As Iran sustains uncertainty about its nuclear program, Western governments are stepping up sanctions to bring the regime to the negotiating table. The United States’ latest sanctions have targeted Iran’s financial sector, while the European Union agreed last week to ban Iranian oil imports by July this year.
In response to these growing pressures, Iran is threatening to close the Strait of Hormuz, a transit point for a fifth of the world’s traded oil. The Iranian government is also threatening the EU with an immediate ban on oil exports, thereby demonstrating its willingness to retaliate.
The Islamic Republic claims it is enriching its supply of uranium for energy and medical purposes, but many suspect that Iran’s primary intention is to develop a nuclear weapon. While the International Atomic Energy Agency (IAEA) has previously reported on Iran’s experiments and research into nuclear weapons, the Agency has yet to prove that Iran is really capable of developing such weapons. Iran has refused to provide extensive information to the IAEA, which it accuses of harbouring a pro-Western bias.
It is important to keep in mind that nuclear reactors are an attractive source of energy, representing an important component of a state-building process. Polls suggest that the Iranian nuclear program enjoys strong domestic support. This suggests that the possible effect of sanctions on the Iranian population is ambiguous: will hardships boost opposition or rally support for the government in the face of international injustice?
What is certain is that sanctions are having a considerable impact on the regime and the daily lives of Iranian citizens. The oil embargo is striking the achilles heal of the regime: an estimated 40% of its revenue comes from crude oil exports. EU and U.S.’ banking sanctions are destabilizing Iran’s monetary stability, causing climbing inflation and the Rial’s exchange rate to slide. Accordingly, one should expect Iranian importers as well as individual consumers, among others, to voice discontent. Moreover, the Islamic Republic is becoming increasingly politically isolated in the Middle East. Its status as a regional power is weakening, and the survival of its main ally, the Assad regime in Syria, is uncertain. Meanwhile, other potential regional hegemonies, such as Saudi Arabia, are criticizing Iran’s nuclear ambitions and encouraging sanctions.

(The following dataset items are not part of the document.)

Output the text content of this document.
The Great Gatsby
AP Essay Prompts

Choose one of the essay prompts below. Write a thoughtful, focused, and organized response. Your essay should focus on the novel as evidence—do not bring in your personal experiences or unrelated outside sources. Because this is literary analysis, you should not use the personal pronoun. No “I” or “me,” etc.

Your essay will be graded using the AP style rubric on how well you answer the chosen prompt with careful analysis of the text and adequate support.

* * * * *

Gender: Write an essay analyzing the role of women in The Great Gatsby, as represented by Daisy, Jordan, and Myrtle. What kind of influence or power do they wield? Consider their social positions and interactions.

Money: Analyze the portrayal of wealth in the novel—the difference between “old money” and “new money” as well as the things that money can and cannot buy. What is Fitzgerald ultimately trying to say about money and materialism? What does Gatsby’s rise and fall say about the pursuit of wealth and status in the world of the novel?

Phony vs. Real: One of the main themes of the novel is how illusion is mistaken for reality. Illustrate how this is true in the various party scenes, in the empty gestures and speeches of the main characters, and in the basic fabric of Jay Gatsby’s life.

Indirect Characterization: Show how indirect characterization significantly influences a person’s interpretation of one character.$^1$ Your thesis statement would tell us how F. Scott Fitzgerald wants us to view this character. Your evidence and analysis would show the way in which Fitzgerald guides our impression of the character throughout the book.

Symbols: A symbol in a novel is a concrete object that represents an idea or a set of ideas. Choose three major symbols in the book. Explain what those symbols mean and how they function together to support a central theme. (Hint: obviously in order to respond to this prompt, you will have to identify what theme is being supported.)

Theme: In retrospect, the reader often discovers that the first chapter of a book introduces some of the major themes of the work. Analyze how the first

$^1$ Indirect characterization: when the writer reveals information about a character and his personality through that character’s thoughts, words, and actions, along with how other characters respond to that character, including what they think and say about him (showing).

Thus, the policy of sanctions is proving to be very effective, and has gathered considerable support. Ultimately, however, it is China that holds the key to solving the crisis. China has consistently criticized sanctions against Iran, and remains the only major power still actively trading with the country. Indeed, it ranks as the biggest buyer of Iranian crude oil. Sinopec and China National Petroleum Corporation, both state-owned giants, have invested massively in Iranian oil fields. China is actually benefiting from Iran’s isolation: as its sole major customer, it has the leverage to negotiate discounts on the price of oil it buys from the regime. By deciding to impose temporary sanctions on Iran, on the other hand, China could deal a final blow to the Islamic Republic’s resistance, forcing it to comply with international supervision of its nuclear program.
China stands to gain economically from trading with Iran, but it will have to balance its commercial interests with the political implications of supporting Iran, which would negatively affect its relationship with the U.S. Following the suit of other countries and imposing sanctions against Iran would represent a historical redirection of Chinese foreign policy. Likely, in the long-run, this tack would accrue China benefits by easing relations with the U.S. and other Western governments.
Clearly, China has a decisive role to play in coercive bargaining against Iran. It has the opportunity to gain considerable international recognition and avoid an escalation to war – an unlikely yet imaginable outcome, especially when one hears the hawkish rhetoric of Israeli officials and Republican candidates vying for their Party’s nomination. More than simply case study of the effectiveness of sanctions, this crisis will put China’s soon-to-be superpower status to the test. Beijing faces a choice between pursuing more immediate commercial interests or promoting international stability and peace. Western governments should focus their energy on convincing Chinese officials that the risks of supporting the Islamic Republic outweigh the benefits.